Jim Crow-style racism was rampant in California at the time. So when a black man named John Harris showed up to the baths for a swim on July Fourth, 1897, he was refused, an insult, he later told the S.F. Examiner, that left him feeling "disgraced and degraded."

He brought suit under the Dibble Act, a brand new law that guaranteed Californians "of every color or race whatsoever" entry to places of public accomodation. He won. The jury set aside arguments by the Sutro family that black patrons would offend the sensibilities of whites and awarded Harris $100 in damages.

A Sutro Baths postcard from 1907. The historic Cliff House is in the background.

The penalty was meager, but it proved that anti-bias legislation could prevail in the courts. Other lawsuits were filed challenging discrimination at an opera house in San Diego, a movie theater in Fresno, and a swimming pool in Riverside.
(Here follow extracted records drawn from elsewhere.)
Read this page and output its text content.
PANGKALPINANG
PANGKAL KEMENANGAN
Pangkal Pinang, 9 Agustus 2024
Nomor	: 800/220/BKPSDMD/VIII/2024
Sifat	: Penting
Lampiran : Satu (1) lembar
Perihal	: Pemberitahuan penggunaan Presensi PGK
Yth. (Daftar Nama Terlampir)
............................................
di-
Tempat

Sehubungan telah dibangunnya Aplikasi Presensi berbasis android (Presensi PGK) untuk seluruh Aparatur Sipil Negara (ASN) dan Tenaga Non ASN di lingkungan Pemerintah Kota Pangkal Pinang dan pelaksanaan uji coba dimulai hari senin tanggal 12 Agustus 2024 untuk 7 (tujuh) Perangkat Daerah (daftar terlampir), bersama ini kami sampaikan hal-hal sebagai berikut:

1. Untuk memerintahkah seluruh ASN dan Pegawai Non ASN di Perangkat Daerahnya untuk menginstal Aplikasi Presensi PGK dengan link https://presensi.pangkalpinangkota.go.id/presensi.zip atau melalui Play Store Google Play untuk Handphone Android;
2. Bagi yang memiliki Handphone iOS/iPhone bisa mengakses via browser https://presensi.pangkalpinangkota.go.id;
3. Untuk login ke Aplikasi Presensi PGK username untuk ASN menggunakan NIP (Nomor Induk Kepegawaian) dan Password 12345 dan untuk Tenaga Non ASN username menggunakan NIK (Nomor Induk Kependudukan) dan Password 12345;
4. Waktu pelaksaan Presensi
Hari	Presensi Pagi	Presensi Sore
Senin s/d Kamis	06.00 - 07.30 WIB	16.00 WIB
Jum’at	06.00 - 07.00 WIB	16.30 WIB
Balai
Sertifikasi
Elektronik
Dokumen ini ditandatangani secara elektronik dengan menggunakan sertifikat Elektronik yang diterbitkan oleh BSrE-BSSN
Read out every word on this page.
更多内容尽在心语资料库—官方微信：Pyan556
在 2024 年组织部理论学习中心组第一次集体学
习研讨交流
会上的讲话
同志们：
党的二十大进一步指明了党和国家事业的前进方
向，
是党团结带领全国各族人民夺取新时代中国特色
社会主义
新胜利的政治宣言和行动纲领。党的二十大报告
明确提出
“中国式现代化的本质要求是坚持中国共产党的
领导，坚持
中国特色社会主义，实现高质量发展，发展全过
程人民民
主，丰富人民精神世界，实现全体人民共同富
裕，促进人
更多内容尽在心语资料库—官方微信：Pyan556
Little is known of John Harris, said Elaine Elinson, a civil rights historian. A voter registration card suggests he was in his 30s. He worked as a waiter. And he had the fortitude not only to challenge one of California's most powerful families, but to invite the backlash of a racist society. The white press taunted him: "A negro is a negro and his color is his misfortune," a newspaper in Santa Rosa wrote. The jury was so appalled that they asked the judge if they could simply ignore the law. (The answer was no.)

"He was definitely incredibly bold and courageous," Elinson said of Harris.

In 1959, the landmark Unruh Civil Rights Act was heralded as California's first civil rights act, serving as a model for other states and the federal Civil Rights Act of 1964. But the legislation, Elinson said, was little more than a modification of the Dibble measure enacted more than 60 years prior and given teeth by Harris and others.

As for the Sutro Baths, it was little chastened by the court loss. John Martini, author of "Sutro's Glass Palace," said the photographic record suggests blacks weren't welcomed into the pools until the 1940s. In time, the complex fell into financial distress then burned to the ground in 1966. The stone and steel remains are now protected within a park along the northwestern edge of San Francisco, like the ruins of some vanished civilization. Truly open to all, it's a popular place for reflection and a reminder of a not-so-ancient past.